Initially interested in working for a police department after high school, Davon Morgan heard about Harding from a family friend, and, upon hearing they were recruiting a strong safety, began inquiring about a football scholarship.
“I came to visit in May, and I loved it. At that point in my life, I felt like this was the place I needed to be,” Morgan said.
After talking with a teacher in high school and his consideration for his family and community, Morgan felt best suited for law enforcement and chose to pursue a criminal justice degree.
“I just want to help people out,” Morgan said, “That’s the main goal. I want to make a good impression on youth in my community.”
Morgan plans to work for the Federal Bureau of Investigation and hopes he will make an active difference with those whom he comes in contact.
“I want to do SWAT and be hands on in the community,” Morgan said, “As a football player, I need to be active.”
Morgan said the most challenging aspects of being a criminal justice major are the tests and high expectations from professors.
“They prepare you for what you’re going to see later on,” Morgan said. “A lot of law school students say their tests are easy compared to ours.”
As a student-athlete and full-time student, Morgan has to balance a busy schedule but enjoys the challenge and even makes time to hold a part-time job working for the Department of Public Safety.
“It’s not too hard for me because I’ve been doing it my whole life — always having to balance school and social life along with sports and making sure I get everything done.”
According to Morgan, Harding has been a positive impact on his life and has helped him focus on his future.
“I think that Christian aspect in it brought me closer to God and that’s one of the main reasons I came — to get closer to God. If I had gone to another school, I probably would have gotten into some trouble or something, so I think this is where I need to be, and it’s helped me see how to put Christian values into my work,” Morgan said.

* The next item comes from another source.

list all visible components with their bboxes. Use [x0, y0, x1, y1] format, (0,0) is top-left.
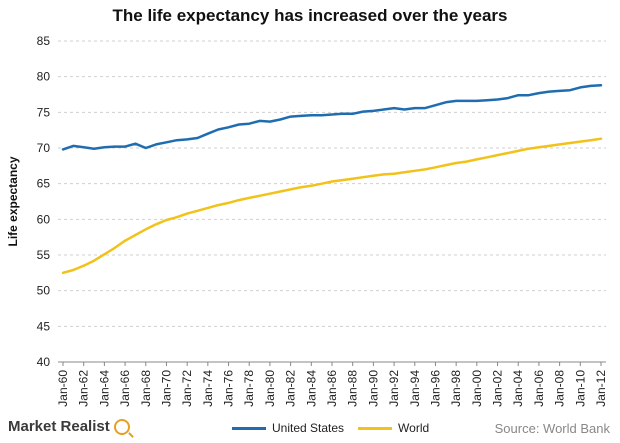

After living in San Francisco for two years after high school, Morgan said that coming to Harding was an adjustment to the culture and environment.
“It was kind of like culture shock honestly — I mean, I came, visited and loved it. They care about you and want you to do well, get your degree and even later on in life they want you to continue to be successful,” Morgan said. “I think it’s a great place for people to come if they know what they want to do, if they’re focused and want to actually get things done and have a better future for themselves and their families.”